I’m talking about those great ideas that disrupt entire industries because someone has had one of those moments in which a light bulb goes off in his or her brain and everyone else wonders why it has taken so long to happen. Think Black- Berries, flat panel TVs, online trading or hybrid cars…

In any other industry, companies that don’t innovate go out of business. In ours, it is the norm.

3) Your customers don’t like you (if they even know you exist)

It doesn’t matter whether we meet with Harley Davidson owners in Kingston, Ont., teachers in Alberta or nursing home owners in Toronto, they all share one common belief — insurance companies are ripping them off. And that is only after a bit of prodding to see if they know who their insurer is.

Generally speaking, consumers only hear from their insurers when they receive an invoice. A small percentage might interact at the time of a claim. But these situations do not present a lot of time or the proper context to build a relationship — or even to tell them who you are. For these reasons, as a consumer, I have a stronger relationship with eBay and Amazon.comthan I do with my insurer or broker.

4) In the eyes of your clients, Company A is the same as Company B

We’ve worked with scores of companies and asked them what differentiates them in the marketplace. Inevitably, they all tell us it is their:

• service;

• relationships; and

• expertise.

If they were all right, maybe our customers wouldn’t hate us so much. (See above.)

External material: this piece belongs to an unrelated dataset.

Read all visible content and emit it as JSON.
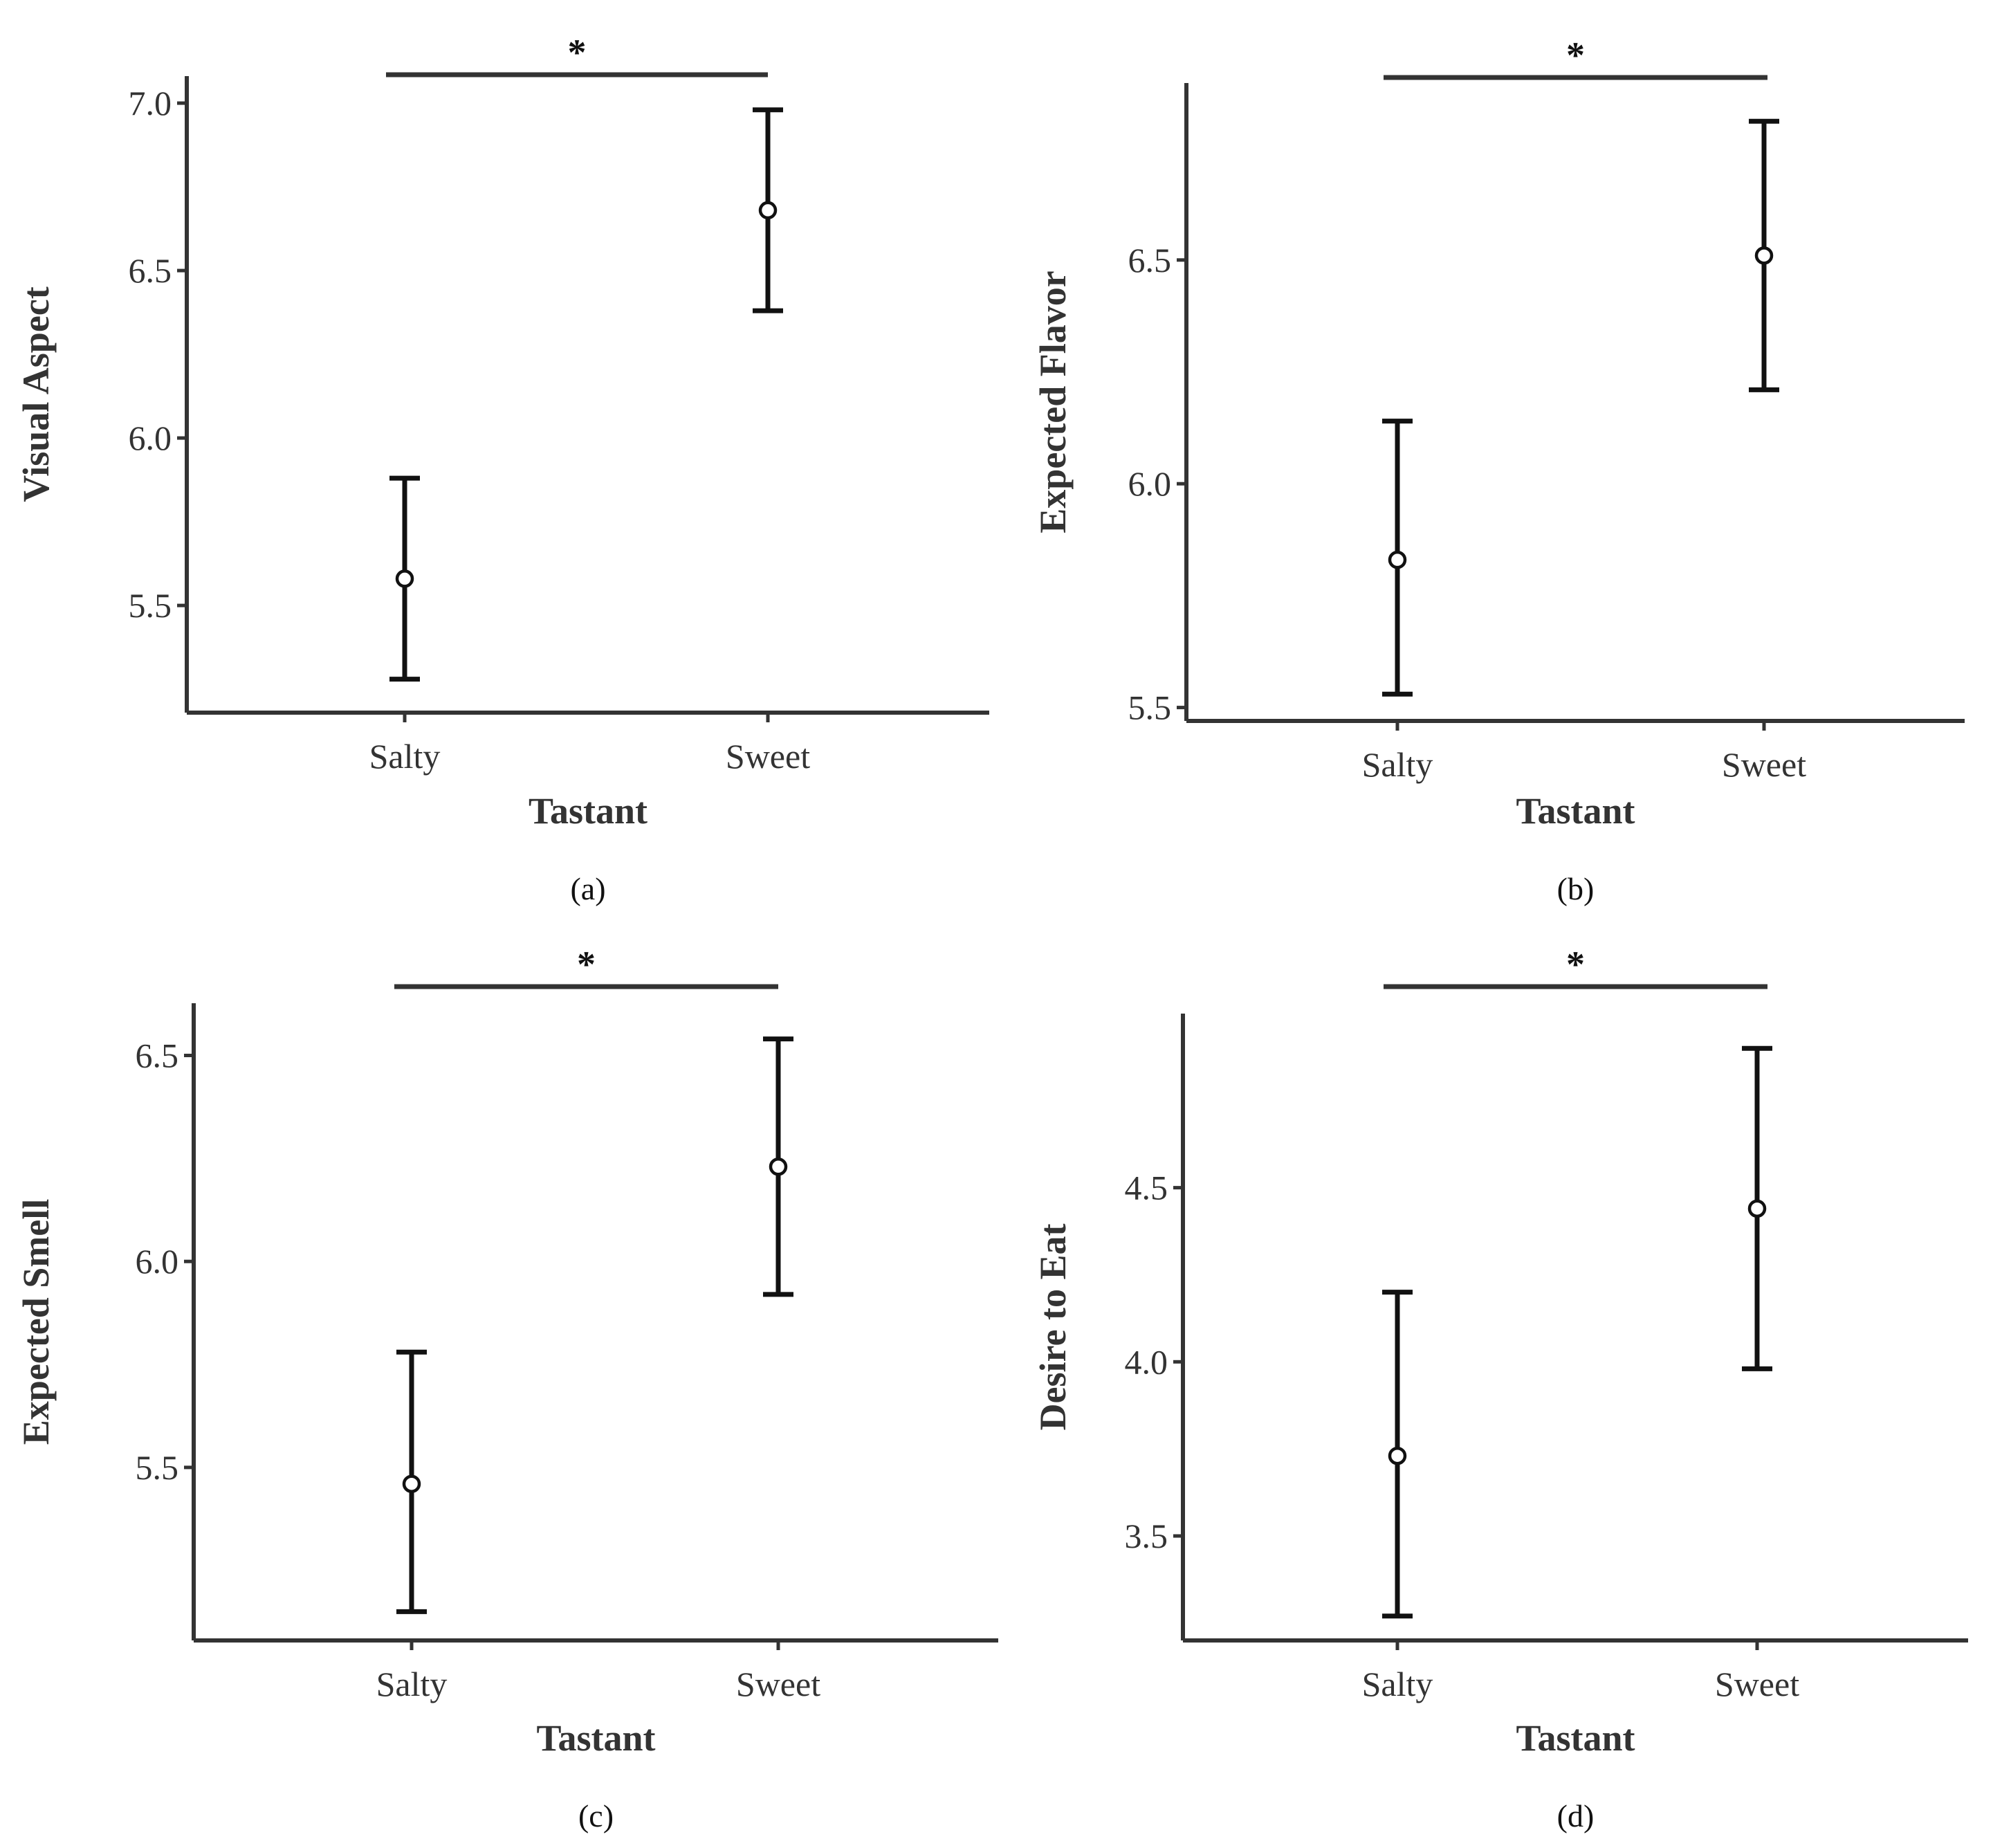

Everyone can’t be right, if indeed any are, and this helps us to understand why price remains a consumer’s primary means of differentiating between companies.

5) Our products are all the same

I challenge anyone to put their product side by side with that of their biggest competitor and demonstrate the two products are more than 2% different. Everyone says they don’t want to be a capacity player; and yet, by selling basically the same product, isn’t that exactly what we have become?

Oh well, at least we have our service, relationships and expertise to make us different.

6) Companies are afraid of their channel partners. Channel partners are afraid of the companies

There is a cold war going on right now between insurers and their brokers. Underwriters want to try some new ideas but worry about what their brokers will think. Brokers are worried underwriters are going to cut them out of the equation and otherwise react badly to any changes in the status quo.

The cold war ends when both sides star trusting the other. Maybe it’s time for a bit of glasnost in the war between insurers and their brokers, so both sides can bring down that wall of fear separating them and make some meaningful change to the industry.

7) Product development is undertaken by people who also have a day job

It never fails. Each January, we meet with companies that tell us they want to launch “three new products this year,” with the first targeted to go live “by March.”

It turns out the project leader also has a day job, and he or she ends up squeezing the research and development for their project into an already busy schedule. March becomes “spring,” spring becomes “fall,” and by late November we are rushing to launch the new product before the holidays.

By this time, whatever visionary approach the underwriter — and it is usually an underwriter charged with launching a product (see Point Number 1 above) — wanted to achieve disappeared months before in favour of just “getting something out there.”This usually means using a photocopy of another company’s contract, making some minor edits to specific terms or coverages.

It seems to me that if a company wants to develop cutting-edge products, they need to put the resources behind them to help guide it along.

8) It’s too easy to make money

Ah yes, the crux of the matter: insurance companies and brokers make a lot of money regardless of any of the above failures. With that in mind, it is not a surprise that many in the industry are willing to coast a bit.

But the industry has been coasting for a while now. And now that other players have inched forward to join our cartel, it behooves us to start thinking about our shortcomings and begin plotting some real strategies to keep the Barbarians at the gates from changing the industry on their terms.

At least that’s my opinion.

———

I am humbled to report that I can’t think of a truly innovative product or approach that has come about in the past decade.